Legal Issues / Patent Issues

Friday, July 12, 2002
Congress is considering legislation to trim patent protections on prescription drugs in order to speed generic drugs to the market. The problem is that such a policy might also reduce drug companies' incentives to spend the more than $30 billion a year on research they do now.

  • Columbia University's Frank Lichtenberg has estimated that, on average, each new drug approved during the period 1970 to 1991 saved 11,200 life-years in 1991.
  • Although today's drug patents run for 20 years, the Food and Drug Administration's approval process eats up half or more of that protection.
  • Moreover, the 1984 Hatch-Waxman Act allowed generic drug firms to use and test patented drugs and avoid repeating the FDA approval process -- allowing them to begin selling on the market the day a patent expires.

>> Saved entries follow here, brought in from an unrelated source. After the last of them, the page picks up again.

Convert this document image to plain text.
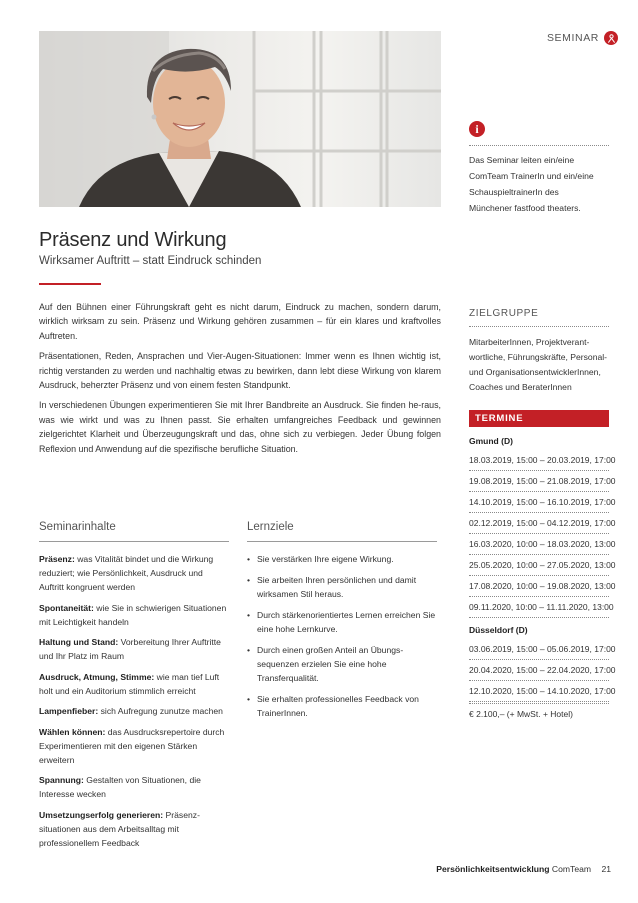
SEMINAR
i
Das Seminar leiten ein/eine
ComTeam TrainerIn und ein/eine
SchauspieltrainerIn des
Münchener fastfood theaters.
Präsenz und Wirkung
Wirksamer Auftritt – statt Eindruck schinden

Auf den Bühnen einer Führungskraft geht es nicht darum, Eindruck zu machen, sondern darum, wirklich wirksam zu sein. Präsenz und Wirkung gehören zusammen – für ein klares und kraftvolles Auftreten.

Präsentationen, Reden, Ansprachen und Vier-Augen-Situationen: Immer wenn es Ihnen wichtig ist, richtig verstanden zu werden und nachhaltig etwas zu bewirken, dann lebt diese Wirkung von klarem Ausdruck, beherzter Präsenz und von einem festen Standpunkt.

In verschiedenen Übungen experimentieren Sie mit Ihrer Bandbreite an Ausdruck. Sie finden he-raus, was wie wirkt und was zu Ihnen passt. Sie erhalten umfangreiches Feedback und gewinnen zielgerichtet Klarheit und Überzeugungskraft und das, ohne sich zu verbiegen. Jeder Übung folgen Reflexion und Anwendung auf die spezifische berufliche Situation.

Seminarinhalte
Präsenz: was Vitalität bindet und die Wirkung reduziert; wie Persönlichkeit, Ausdruck und Auftritt kongruent werden
Spontaneität: wie Sie in schwierigen Situationen mit Leichtigkeit handeln
Haltung und Stand: Vorbereitung Ihrer Auftritte und Ihr Platz im Raum
Ausdruck, Atmung, Stimme: wie man tief Luft holt und ein Auditorium stimmlich erreicht
Lampenfieber: sich Aufregung zunutze machen
Wählen können: das Ausdrucksrepertoire durch Experimentieren mit den eigenen Stärken erweitern
Spannung: Gestalten von Situationen, die Interesse wecken
Umsetzungserfolg generieren: Präsenz-situationen aus dem Arbeitsalltag mit professionellem Feedback
Lernziele
• Sie verstärken Ihre eigene Wirkung.
• Sie arbeiten Ihren persönlichen und damit wirksamen Stil heraus.
• Durch stärkenorientiertes Lernen erreichen Sie eine hohe Lernkurve.
• Durch einen großen Anteil an Übungs-sequenzen erzielen Sie eine hohe Transferqualität.
• Sie erhalten professionelles Feedback von TrainerInnen.
ZIELGRUPPE
MitarbeiterInnen, Projektverant-
wortliche, Führungskräfte, Personal-
und OrganisationsentwicklerInnen,
Coaches und BeraterInnen
TERMINE
Gmund (D)
18.03.2019, 15:00 – 20.03.2019, 17:00
19.08.2019, 15:00 – 21.08.2019, 17:00
14.10.2019, 15:00 – 16.10.2019, 17:00
02.12.2019, 15:00 – 04.12.2019, 17:00
16.03.2020, 10:00 – 18.03.2020, 13:00
25.05.2020, 10:00 – 27.05.2020, 13:00
17.08.2020, 10:00 – 19.08.2020, 13:00
09.11.2020, 10:00 – 11.11.2020, 13:00
Düsseldorf (D)
03.06.2019, 15:00 – 05.06.2019, 17:00
20.04.2020, 15:00 – 22.04.2020, 17:00
12.10.2020, 15:00 – 14.10.2020, 17:00
€ 2.100,– (+ MwSt. + Hotel)
Persönlichkeitsentwicklung ComTeam 21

  • Generics now account for almost half of the drug market -- up from just one-fifth in 1984.
Slicing away at drug patents is supported by an organization called Business for Affordable Medicine. Its members include General Motors, Wal-Mart, Verizon, Eastman Kodak, Motorola, Weyerhauser, Kellogg and Georgia-Pacific. A number of those companies hold valuable patents. If the aim is to save consumers money, critics point out, why stop with pharmaceuticals? Why not perform a little surgery on those patents?